A clínica Dom Bosco, citada anteriormente, encerrou as atividades espontaneamente em 2017, quando os moradores do hospital foram removidos para outras unidades da Secretaria de Saúde de São Paulo. A iniciativa da Procuradoria da República em Marília foi vencedora do VI Prêmio República, em 2018, na categoria “Direitos do Cidadão”. “O Prêmio República foi um importante reconhecimento dessa importante pauta do MPF na área de cidadania e de direitos humanos e de um extenuante trabalho de mais de três anos dedicados à melhoria das condições de vida de um segmento de nossa sociedade marginalizado e invisível para muitas pessoas e para o próprio Estado”, comemora o procurador.

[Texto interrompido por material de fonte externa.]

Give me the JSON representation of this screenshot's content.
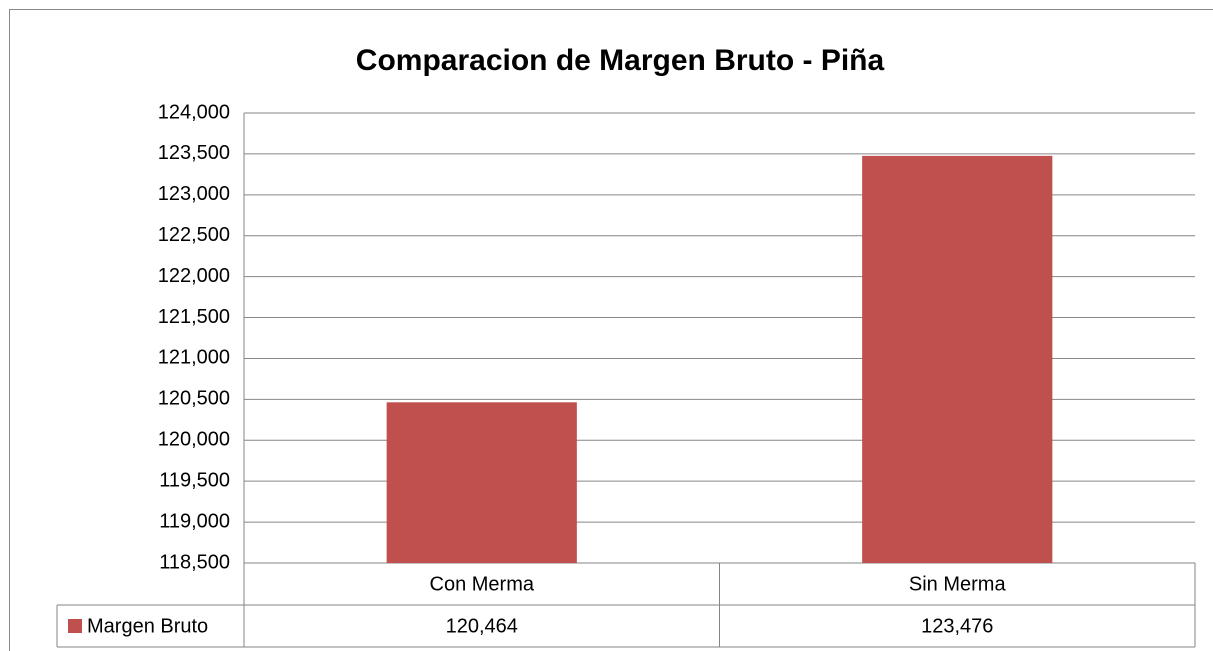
{
  "chart_data": {
    "type": "bar",
    "title": "Comparacion de Margen Bruto - Piña",
    "categories": [
      "Con Merma",
      "Sin Merma"
    ],
    "series": [
      {
        "name": "Margen Bruto",
        "color": "#c0504d",
        "values": [
          120464,
          123476
        ],
        "value_labels": [
          "120,464",
          "123,476"
        ]
      }
    ],
    "ylim": [
      118500,
      124000
    ],
    "yticks": [
      {
        "value": 118500,
        "label": "118,500"
      },
      {
        "value": 119000,
        "label": "119,000"
      },
      {
        "value": 119500,
        "label": "119,500"
      },
      {
        "value": 120000,
        "label": "120,000"
      },
      {
        "value": 120500,
        "label": "120,500"
      },
      {
        "value": 121000,
        "label": "121,000"
      },
      {
        "value": 121500,
        "label": "121,500"
      },
      {
        "value": 122000,
        "label": "122,000"
      },
      {
        "value": 122500,
        "label": "122,500"
      },
      {
        "value": 123000,
        "label": "123,000"
      },
      {
        "value": 123500,
        "label": "123,500"
      },
      {
        "value": 124000,
        "label": "124,000"
      }
    ],
    "grid": true
  }
}
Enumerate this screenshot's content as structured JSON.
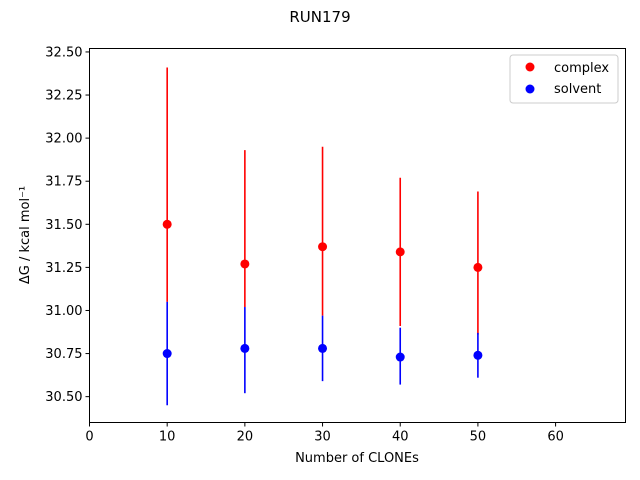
{
  "chart_data": {
    "type": "scatter",
    "title": "RUN179",
    "xlabel": "Number of CLONEs",
    "ylabel": "ΔG / kcal mol⁻¹",
    "xlim": [
      0,
      69
    ],
    "ylim": [
      30.35,
      32.52
    ],
    "xticks": [
      0,
      10,
      20,
      30,
      40,
      50,
      60
    ],
    "yticks": [
      30.5,
      30.75,
      31.0,
      31.25,
      31.5,
      31.75,
      32.0,
      32.25,
      32.5
    ],
    "ytick_labels": [
      "30.50",
      "30.75",
      "31.00",
      "31.25",
      "31.50",
      "31.75",
      "32.00",
      "32.25",
      "32.50"
    ],
    "grid": false,
    "legend_position": "top-right",
    "series": [
      {
        "name": "complex",
        "color": "#ff0000",
        "x": [
          10,
          20,
          30,
          40,
          50
        ],
        "y": [
          31.5,
          31.27,
          31.37,
          31.34,
          31.25
        ],
        "yerr_low": [
          31.05,
          31.02,
          30.97,
          30.91,
          30.86
        ],
        "yerr_high": [
          32.41,
          31.93,
          31.95,
          31.77,
          31.69
        ]
      },
      {
        "name": "solvent",
        "color": "#0000ff",
        "x": [
          10,
          20,
          30,
          40,
          50
        ],
        "y": [
          30.75,
          30.78,
          30.78,
          30.73,
          30.74
        ],
        "yerr_low": [
          30.45,
          30.52,
          30.59,
          30.57,
          30.61
        ],
        "yerr_high": [
          31.05,
          31.02,
          30.97,
          30.9,
          30.87
        ]
      }
    ]
  }
}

A cidade de Tupã não possui mais hospitais psiquiátricos, mas a atuação do Ministério Público Federal continua. O trabalho de desinstitucionalização de pessoas com transtornos mentais agora está presente nos municípios de Marília, Garça, Ourinhos e Assis. “A esperança é de que esse pequeno trabalho seja mais uma peça na construção de um novo rumo na área de saúde mental”, conclui Diego Fajardo.